The Difference between Revolutionary and Evolutionary Discourse


The first decision I made as an adult was to attend Howard University. The experience has remained one of the most life-changing and significant choices of my adult life. I make this point to contextualize my dissent from the actions of Generation Z executed at Howard University last year and employ said efforts to illustrate the distinction between revolutionary and evolutionary discourse.

The distinction between revolutionary and evolutionary discourse is how actions socially reproduce or deviate from the master narrative.

The Netflix walkout in response to Dave Chapelle’s latest special, The Closer, constitutes revolutionary discourse in that it socially reproduces the master narrative that white people are not to be the subject of riducule and wealthy black comedians are to be summoned to their knees if their jokes make people do anything other than laugh at black people and the systemic circumstances that shape black existence.

Chapelle also embodies revolutionary discourse with a platform that employs the love this country has for detesting and denigrating black men to author a comedic routine that places whiteness at its crux. His set is entertaining, but reactionary to the extent that he becomes peripheral in polemic rhetoric against the forces of white nationalism but not necessarily for the black collective. However, the magnitude of “It was easier for Caitlyn Jenner to change her gender than it was for Cassuis Clay to change his name” is not lost on me, but the stand-up does seem more to trigger than to vindicate blacks villianized for daring to be black in a white world.

Caitlyn Jenner and Muhammad Ali are perhaps the best ways to distinguish between revolutionary and evolutionary discourse. Jenner’s new social status aligned with conservative views elucidate white nationalism as re-evolved in her transition. Cassuis Clay’s transition to Muhammad Ali, on the other hand, elucidates one seeking to evolve from property into onto-epistemological sovereignty.

Moreover, revolutionary discourse references that ways in which white nationalism re-evolves, which is precisely what the world witnessed in 2020. No, the televised demonstrations were not global pushback to white supremacy. These demonstrations were more like the waves seen at sporting events on a national level—following made “pretty”(not pejorative) by the racist media.
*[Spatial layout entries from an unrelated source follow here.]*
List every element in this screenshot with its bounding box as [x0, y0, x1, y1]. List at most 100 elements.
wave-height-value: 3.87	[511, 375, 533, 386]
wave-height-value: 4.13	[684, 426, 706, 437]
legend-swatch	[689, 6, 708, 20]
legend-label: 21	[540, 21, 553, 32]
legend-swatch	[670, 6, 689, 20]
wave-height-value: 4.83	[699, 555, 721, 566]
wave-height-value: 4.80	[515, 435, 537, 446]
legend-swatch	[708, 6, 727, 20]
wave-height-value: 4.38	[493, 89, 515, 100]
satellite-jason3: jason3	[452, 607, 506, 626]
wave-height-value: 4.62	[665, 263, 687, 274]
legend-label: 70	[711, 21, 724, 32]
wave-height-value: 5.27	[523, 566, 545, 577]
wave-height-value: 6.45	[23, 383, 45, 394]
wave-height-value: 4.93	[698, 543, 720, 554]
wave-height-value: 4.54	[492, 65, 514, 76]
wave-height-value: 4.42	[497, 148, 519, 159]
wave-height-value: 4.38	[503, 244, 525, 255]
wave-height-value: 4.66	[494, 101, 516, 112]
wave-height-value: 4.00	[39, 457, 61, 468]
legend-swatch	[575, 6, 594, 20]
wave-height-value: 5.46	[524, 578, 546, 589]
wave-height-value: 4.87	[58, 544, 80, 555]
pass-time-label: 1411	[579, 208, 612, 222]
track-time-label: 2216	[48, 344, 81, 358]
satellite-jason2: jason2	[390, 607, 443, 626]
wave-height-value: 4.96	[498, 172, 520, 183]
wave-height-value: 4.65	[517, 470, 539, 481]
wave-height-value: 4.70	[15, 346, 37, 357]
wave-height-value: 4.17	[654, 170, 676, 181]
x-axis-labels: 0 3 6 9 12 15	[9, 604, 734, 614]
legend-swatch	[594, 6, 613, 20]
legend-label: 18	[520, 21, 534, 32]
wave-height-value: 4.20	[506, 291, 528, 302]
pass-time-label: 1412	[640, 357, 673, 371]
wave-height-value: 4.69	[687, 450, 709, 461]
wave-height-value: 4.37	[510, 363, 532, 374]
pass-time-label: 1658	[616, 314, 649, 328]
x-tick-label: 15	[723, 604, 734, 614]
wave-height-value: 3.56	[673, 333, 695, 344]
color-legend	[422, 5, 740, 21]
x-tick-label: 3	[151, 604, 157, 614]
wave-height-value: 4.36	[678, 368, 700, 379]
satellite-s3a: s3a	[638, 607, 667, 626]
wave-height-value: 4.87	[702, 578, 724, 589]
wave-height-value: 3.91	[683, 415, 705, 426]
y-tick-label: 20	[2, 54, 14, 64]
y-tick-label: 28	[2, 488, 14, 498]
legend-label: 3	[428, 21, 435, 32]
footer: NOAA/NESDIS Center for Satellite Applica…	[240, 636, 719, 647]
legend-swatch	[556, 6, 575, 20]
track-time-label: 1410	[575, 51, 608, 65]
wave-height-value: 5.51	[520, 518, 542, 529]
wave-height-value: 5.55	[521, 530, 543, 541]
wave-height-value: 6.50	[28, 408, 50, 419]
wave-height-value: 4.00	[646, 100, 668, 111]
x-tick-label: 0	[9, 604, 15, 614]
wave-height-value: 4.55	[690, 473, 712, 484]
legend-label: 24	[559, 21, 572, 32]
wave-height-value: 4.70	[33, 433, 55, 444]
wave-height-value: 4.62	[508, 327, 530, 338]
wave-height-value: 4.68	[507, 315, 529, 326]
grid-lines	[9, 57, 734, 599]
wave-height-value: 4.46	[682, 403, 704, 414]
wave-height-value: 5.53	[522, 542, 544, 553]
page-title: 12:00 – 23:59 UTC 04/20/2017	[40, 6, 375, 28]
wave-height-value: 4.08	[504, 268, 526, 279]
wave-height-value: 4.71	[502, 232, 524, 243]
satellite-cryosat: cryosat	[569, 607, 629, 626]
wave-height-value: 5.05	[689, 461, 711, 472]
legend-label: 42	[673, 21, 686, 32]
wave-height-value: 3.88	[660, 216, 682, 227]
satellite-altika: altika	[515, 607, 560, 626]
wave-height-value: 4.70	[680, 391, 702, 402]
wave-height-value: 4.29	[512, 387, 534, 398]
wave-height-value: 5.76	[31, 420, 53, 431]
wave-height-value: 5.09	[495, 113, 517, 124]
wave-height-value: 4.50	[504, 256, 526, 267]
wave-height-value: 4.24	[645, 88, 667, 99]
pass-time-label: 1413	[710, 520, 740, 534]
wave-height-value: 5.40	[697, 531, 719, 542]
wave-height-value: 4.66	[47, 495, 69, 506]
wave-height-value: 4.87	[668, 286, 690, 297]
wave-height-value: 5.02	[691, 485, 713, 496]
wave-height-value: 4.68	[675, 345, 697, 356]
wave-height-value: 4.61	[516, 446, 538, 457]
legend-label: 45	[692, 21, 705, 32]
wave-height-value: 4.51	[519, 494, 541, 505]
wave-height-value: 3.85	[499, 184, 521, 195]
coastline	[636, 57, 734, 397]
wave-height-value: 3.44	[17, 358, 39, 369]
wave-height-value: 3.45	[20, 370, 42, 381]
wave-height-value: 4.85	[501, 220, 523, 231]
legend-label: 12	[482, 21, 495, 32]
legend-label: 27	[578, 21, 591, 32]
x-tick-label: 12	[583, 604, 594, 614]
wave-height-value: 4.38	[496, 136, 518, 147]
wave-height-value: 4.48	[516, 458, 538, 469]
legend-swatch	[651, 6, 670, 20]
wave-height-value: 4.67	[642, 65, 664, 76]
Revolutionary discourse employs the reactionary, or the same forces that turned human beings into cattle, as resistance.

Last year’s gesture offset a nuanced revolutionarianism that precludes what I call “evolutionary discourse.”

While students and faculty should have seats on the Trustee board, and guaranteed housing (housing has always been an issue for small universities with a high acceptance rate), the recent acts displayed at Howard University convey Howard as how I am sure the world has always imagined black institutions— as a formal reincarnation of the racial mythos that conceptualizes predominately black communties as the “ghetto” or the “hood.”

While HU is not without accountability, the student response elucidated “revolutionary” rather than “evolutionary” discourse. Notably, it ignores that HBCU’s remain underfunded and undervalued and again illustrates that so many remain comfortable confronting the individual or a sole institution regarding issues that plague us collectively. Preoccupation with the symptom and not the illness promises white supremacy a revolving door.

A considerable component to racial trauma is seeking to actualize what we would not dare to present to our actual oppressors or anyone who looks like us. For example, Phylicia Rashad got more backlash for supporting an old friend than Biden did for writing the crime bill. Black institutions and black people continue to receive the venomous verbiage and abandonment better served to those who foment and benefit from our collective oppression.

I also wish to reference the elephant in the room that few have failed to acknowledge and what has undoubtedly failed to generate protests or even staunch criticism. Though this is hardly a new matter, the HBCU, like many black areas, has become overtly gentrified on all levels. The student body is becoming more and more diluted, and many of the future black leaders remain faced with the African adjacent “teaching” them their history and branding their work with letters that determine their professional future. There are countless white and non-black people of color living comfortably from socially reproducing white nationalism to a predominately black student body at a “black” institution, living off salaries that would indeed resolve some of the inequities that plague the HBCU and the black community at large.

Moreover, until we collectively evolve past the comfort of intra-cultural criticism and the lure of attention, we will remain ill and subject to the pyrrhic victories of white nationalism-re-evolved.


One Comment Add yours

  1. ShiraDest says:

    “Cassuis Clay’s transition to Muhammad Ali, on the other hand, elucidates one seeking to evolve from property into onto-epistemological sovereignty.”

    Interesting: so ways of knowing, and making those ways of knowing one’s own identity, or taking, rather, the way of knowing, and ‘owning’ it as his own by changing his name and building his own id around it. He certainly did make a new identity for himself, and with honor.

    Thank you for taking the time to write this article: made me go back to my sociology work years ago, too!